Here is a little something I have tried to save my chains from breaking. On my Stack-It-Ball bot (see Other Contests), I use a rolling Pringles can to “capture” racquetballs. Sometimes, things jam up a bit and stop the Pringles can roller. When it stops, the motor breaks the chain.
My cheesy solution? I dismantled the motor clutch and with a Dremel grinding/cutting disk, cut of a chunk off the spring. After several tries, I now have a motor clutch that readily “pops” under moderate torques and saves the chain from breaking. This was a very quick fix since changing sproket sizes and motor speed would take too long.
Anyway, it was a noteworthy experiment, and may prove quite useful for sensitive torque applications.
One note is that the clutch design doesn’t lend itself well to light torque applications.
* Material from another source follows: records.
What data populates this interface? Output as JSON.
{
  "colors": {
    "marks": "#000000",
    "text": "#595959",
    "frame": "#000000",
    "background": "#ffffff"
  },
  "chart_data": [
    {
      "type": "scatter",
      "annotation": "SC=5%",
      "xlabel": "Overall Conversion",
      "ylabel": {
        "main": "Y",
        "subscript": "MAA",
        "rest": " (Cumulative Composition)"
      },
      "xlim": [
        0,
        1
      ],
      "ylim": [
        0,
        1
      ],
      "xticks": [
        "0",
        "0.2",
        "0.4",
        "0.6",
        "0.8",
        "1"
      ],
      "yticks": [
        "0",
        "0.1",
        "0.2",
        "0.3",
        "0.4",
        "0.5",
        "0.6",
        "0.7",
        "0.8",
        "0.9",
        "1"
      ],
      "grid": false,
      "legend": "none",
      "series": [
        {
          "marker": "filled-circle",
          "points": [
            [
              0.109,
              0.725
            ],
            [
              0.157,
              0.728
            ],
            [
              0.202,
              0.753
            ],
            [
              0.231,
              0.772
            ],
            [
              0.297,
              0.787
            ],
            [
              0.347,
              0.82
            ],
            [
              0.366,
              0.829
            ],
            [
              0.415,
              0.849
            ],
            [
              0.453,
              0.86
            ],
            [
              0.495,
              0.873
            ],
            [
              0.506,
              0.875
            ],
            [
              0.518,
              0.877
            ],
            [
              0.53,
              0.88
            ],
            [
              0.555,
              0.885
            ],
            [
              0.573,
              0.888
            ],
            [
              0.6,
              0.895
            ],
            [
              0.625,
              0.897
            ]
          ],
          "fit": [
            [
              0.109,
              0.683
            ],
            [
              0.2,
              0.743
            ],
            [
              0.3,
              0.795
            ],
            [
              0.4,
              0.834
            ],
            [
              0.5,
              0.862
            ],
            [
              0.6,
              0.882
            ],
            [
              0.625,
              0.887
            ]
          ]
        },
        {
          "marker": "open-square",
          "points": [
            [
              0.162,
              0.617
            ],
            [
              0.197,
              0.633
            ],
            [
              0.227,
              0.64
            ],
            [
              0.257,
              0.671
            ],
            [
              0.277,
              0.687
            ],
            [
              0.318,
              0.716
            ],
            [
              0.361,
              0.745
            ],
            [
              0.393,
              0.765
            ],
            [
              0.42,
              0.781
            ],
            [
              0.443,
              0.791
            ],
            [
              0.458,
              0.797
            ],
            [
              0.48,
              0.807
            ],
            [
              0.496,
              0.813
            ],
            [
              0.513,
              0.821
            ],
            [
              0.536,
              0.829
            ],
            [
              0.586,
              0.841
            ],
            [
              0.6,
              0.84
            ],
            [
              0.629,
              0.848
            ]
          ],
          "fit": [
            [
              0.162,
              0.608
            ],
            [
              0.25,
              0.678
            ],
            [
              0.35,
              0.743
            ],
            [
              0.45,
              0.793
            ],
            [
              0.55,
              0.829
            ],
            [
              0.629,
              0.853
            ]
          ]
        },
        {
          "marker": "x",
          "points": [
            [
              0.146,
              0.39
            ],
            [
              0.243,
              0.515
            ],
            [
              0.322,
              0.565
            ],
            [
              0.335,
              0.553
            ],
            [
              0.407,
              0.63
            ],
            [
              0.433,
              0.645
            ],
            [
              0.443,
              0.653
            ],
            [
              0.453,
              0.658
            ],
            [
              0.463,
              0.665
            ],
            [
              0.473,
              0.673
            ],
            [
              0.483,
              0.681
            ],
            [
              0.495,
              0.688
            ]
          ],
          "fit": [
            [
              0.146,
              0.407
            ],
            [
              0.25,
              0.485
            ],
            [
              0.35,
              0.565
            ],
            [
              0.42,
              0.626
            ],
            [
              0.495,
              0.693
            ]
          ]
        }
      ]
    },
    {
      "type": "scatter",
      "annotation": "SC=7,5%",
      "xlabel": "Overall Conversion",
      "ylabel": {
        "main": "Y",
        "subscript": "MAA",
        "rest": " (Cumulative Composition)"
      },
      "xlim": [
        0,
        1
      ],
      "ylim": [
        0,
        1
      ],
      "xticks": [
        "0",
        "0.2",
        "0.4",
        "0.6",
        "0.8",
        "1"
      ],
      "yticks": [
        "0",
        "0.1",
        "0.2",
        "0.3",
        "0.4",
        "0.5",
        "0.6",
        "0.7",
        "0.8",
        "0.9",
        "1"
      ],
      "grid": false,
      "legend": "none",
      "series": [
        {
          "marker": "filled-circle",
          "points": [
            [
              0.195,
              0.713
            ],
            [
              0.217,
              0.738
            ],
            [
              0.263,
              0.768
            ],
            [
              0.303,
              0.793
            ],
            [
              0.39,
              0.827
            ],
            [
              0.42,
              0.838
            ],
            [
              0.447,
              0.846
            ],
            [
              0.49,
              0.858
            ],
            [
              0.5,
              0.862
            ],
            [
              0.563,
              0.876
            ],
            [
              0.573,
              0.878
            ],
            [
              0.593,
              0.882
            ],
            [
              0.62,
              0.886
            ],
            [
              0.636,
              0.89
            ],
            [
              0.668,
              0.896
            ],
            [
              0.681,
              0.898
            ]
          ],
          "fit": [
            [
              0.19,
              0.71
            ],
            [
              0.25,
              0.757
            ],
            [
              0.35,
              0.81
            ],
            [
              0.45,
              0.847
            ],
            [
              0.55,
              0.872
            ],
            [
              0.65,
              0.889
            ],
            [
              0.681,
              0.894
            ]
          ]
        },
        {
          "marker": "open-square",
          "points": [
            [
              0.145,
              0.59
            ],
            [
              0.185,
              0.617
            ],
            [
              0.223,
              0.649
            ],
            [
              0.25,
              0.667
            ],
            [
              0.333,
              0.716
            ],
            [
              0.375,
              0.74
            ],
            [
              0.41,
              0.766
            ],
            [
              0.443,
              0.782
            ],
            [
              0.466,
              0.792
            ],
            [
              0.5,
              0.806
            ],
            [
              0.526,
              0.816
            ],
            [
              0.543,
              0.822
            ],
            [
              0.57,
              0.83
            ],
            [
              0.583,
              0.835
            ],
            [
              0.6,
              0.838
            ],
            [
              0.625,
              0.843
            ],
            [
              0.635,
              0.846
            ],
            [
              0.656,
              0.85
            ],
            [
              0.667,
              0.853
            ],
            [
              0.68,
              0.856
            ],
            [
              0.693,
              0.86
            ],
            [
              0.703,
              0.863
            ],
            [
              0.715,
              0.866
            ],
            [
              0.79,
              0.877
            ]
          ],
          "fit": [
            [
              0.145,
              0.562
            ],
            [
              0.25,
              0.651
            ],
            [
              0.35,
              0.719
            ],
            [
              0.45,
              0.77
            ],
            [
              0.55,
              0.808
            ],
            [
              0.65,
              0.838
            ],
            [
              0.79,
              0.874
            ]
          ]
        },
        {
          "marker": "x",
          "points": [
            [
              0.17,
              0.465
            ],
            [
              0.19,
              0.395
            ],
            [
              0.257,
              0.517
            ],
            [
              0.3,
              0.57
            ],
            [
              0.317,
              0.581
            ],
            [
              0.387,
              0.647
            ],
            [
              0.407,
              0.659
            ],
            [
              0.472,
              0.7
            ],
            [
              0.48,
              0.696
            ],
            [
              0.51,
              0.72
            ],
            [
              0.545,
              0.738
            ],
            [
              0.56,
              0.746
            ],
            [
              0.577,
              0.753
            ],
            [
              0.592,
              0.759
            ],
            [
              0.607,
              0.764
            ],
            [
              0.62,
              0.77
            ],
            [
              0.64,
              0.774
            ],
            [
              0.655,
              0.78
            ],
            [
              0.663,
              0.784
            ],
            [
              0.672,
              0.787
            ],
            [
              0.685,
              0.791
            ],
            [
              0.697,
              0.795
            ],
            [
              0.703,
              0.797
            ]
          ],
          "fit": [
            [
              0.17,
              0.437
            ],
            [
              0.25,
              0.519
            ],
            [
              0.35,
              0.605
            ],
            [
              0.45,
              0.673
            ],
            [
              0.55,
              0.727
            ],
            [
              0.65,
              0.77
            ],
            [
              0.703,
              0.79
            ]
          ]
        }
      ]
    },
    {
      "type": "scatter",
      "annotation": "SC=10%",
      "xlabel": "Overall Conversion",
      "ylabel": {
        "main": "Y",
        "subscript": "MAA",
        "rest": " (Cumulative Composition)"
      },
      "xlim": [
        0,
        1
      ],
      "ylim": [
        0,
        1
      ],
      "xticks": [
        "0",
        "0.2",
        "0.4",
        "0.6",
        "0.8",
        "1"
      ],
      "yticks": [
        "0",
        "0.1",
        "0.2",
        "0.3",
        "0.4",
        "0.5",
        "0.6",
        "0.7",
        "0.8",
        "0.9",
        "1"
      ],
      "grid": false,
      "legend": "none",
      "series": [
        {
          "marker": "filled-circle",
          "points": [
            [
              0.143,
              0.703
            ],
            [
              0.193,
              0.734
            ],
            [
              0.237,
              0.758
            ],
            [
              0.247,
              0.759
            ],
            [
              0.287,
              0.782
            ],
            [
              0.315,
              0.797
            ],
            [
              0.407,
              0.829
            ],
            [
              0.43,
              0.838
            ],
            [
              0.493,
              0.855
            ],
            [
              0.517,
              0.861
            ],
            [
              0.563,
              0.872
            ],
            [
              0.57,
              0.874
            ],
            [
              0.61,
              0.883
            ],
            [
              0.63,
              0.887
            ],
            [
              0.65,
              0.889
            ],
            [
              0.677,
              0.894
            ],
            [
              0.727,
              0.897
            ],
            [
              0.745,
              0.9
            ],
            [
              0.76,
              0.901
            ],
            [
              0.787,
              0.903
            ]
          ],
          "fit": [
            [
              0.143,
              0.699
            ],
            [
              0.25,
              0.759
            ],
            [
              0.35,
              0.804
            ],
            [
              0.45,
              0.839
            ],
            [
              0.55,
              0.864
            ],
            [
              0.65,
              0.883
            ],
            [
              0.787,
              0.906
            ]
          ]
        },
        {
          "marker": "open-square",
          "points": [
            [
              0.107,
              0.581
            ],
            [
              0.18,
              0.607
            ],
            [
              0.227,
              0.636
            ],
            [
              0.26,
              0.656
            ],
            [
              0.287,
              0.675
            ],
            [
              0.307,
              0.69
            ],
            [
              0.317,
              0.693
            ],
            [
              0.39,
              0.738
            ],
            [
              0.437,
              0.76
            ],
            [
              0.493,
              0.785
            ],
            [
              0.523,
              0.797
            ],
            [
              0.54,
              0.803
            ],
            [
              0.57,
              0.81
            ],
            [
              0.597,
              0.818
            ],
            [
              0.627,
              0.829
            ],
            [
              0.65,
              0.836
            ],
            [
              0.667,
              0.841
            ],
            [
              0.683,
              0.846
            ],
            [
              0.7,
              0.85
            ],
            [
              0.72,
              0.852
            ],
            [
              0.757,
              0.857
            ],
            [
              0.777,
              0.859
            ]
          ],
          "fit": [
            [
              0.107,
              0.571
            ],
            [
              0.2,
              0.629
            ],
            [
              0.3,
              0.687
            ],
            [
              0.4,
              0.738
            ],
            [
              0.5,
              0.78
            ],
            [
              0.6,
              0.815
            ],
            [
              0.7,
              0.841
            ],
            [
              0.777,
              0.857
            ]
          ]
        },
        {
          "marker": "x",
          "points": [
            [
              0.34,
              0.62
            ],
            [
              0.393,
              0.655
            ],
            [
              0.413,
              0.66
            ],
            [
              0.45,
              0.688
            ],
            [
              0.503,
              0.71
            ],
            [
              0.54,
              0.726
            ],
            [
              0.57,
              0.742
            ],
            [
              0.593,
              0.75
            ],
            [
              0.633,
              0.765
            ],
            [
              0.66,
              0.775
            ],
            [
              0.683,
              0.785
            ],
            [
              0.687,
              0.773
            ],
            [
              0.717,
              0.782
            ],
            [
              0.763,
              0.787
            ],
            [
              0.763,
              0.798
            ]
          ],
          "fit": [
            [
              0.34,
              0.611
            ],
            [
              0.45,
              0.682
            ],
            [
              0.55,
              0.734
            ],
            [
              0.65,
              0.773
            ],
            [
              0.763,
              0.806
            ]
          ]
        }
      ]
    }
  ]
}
The slip plates (and spring) appear to have been designed for 10 pound inches or so. Getting down to 2 or 3 pound inches took me a couple of tries. The spring now barely pushes on the slip plates. The consistency of when the clutch slips leaves something to be desired.
they wont chang the color from green, if you hadn’t noticed the parts are color courdinated. green is motion, blue is power, red is sensors, yellow is transmitter, orange is programming, and gray is struncture. so by looking at just the color of a part you know what it does.